When a physical space no longer divides work from home, when the internet provides unlimited contact with anyone else, it becomes easy to never unwind. It begins in many ways. Perhaps people are worried that they might not be working enough at first so they say a little text message outside of regular office hours would be okay. You hardly see each other because the physical space is gone so maybe some time wasted during meetings will be alright. Next thing you know, you are having full conversations with your coworkers late into the night discussing projects. Meetings begin to drone on with no clear direction and start taking up time from other important things. The worst part is that you can no longer physically leave work as your home - your safe haven - slowly turns into a cubicle.
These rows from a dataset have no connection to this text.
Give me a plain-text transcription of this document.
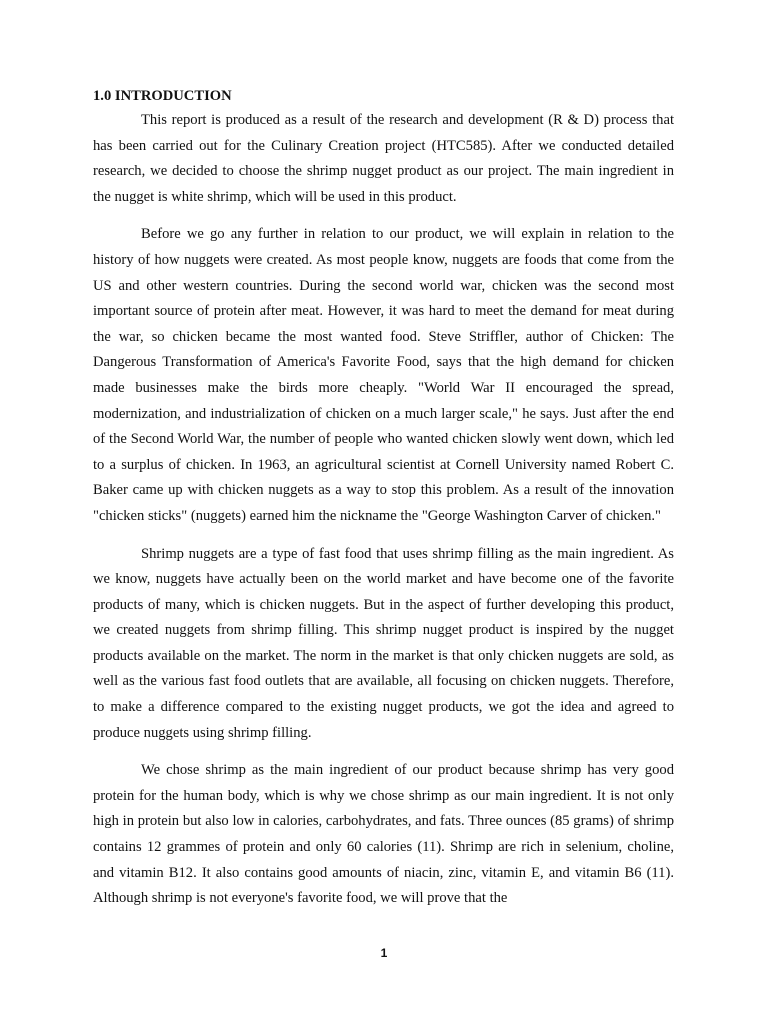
1.0 INTRODUCTION

This report is produced as a result of the research and development (R & D) process that has been carried out for the Culinary Creation project (HTC585). After we conducted detailed research, we decided to choose the shrimp nugget product as our project. The main ingredient in the nugget is white shrimp, which will be used in this product.

Before we go any further in relation to our product, we will explain in relation to the history of how nuggets were created. As most people know, nuggets are foods that come from the US and other western countries. During the second world war, chicken was the second most important source of protein after meat. However, it was hard to meet the demand for meat during the war, so chicken became the most wanted food. Steve Striffler, author of Chicken: The Dangerous Transformation of America's Favorite Food, says that the high demand for chicken made businesses make the birds more cheaply. "World War II encouraged the spread, modernization, and industrialization of chicken on a much larger scale," he says. Just after the end of the Second World War, the number of people who wanted chicken slowly went down, which led to a surplus of chicken. In 1963, an agricultural scientist at Cornell University named Robert C. Baker came up with chicken nuggets as a way to stop this problem. As a result of the innovation "chicken sticks" (nuggets) earned him the nickname the "George Washington Carver of chicken."

Shrimp nuggets are a type of fast food that uses shrimp filling as the main ingredient. As we know, nuggets have actually been on the world market and have become one of the favorite products of many, which is chicken nuggets. But in the aspect of further developing this product, we created nuggets from shrimp filling. This shrimp nugget product is inspired by the nugget products available on the market. The norm in the market is that only chicken nuggets are sold, as well as the various fast food outlets that are available, all focusing on chicken nuggets. Therefore, to make a difference compared to the existing nugget products, we got the idea and agreed to produce nuggets using shrimp filling.

We chose shrimp as the main ingredient of our product because shrimp has very good protein for the human body, which is why we chose shrimp as our main ingredient. It is not only high in protein but also low in calories, carbohydrates, and fats. Three ounces (85 grams) of shrimp contains 12 grammes of protein and only 60 calories (11). Shrimp are rich in selenium, choline, and vitamin B12. It also contains good amounts of niacin, zinc, vitamin E, and vitamin B6 (11). Although shrimp is not everyone's favorite food, we will prove that the

1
This makes it all the more important to have an open and clear conversation about what the boundaries should be when it comes to where work begins and where it ends. The answers to that problem will come from the nature of each office along with what each worker feels are acceptable working conditions. Beyond that, we must also make sure that we do not devolve into old habits. If we keep reaching for lofty productivity and efficiency goals, we risk losing track of our humanity, neglecting the mental health of our colleagues, and alienating them. If they are gone, what then?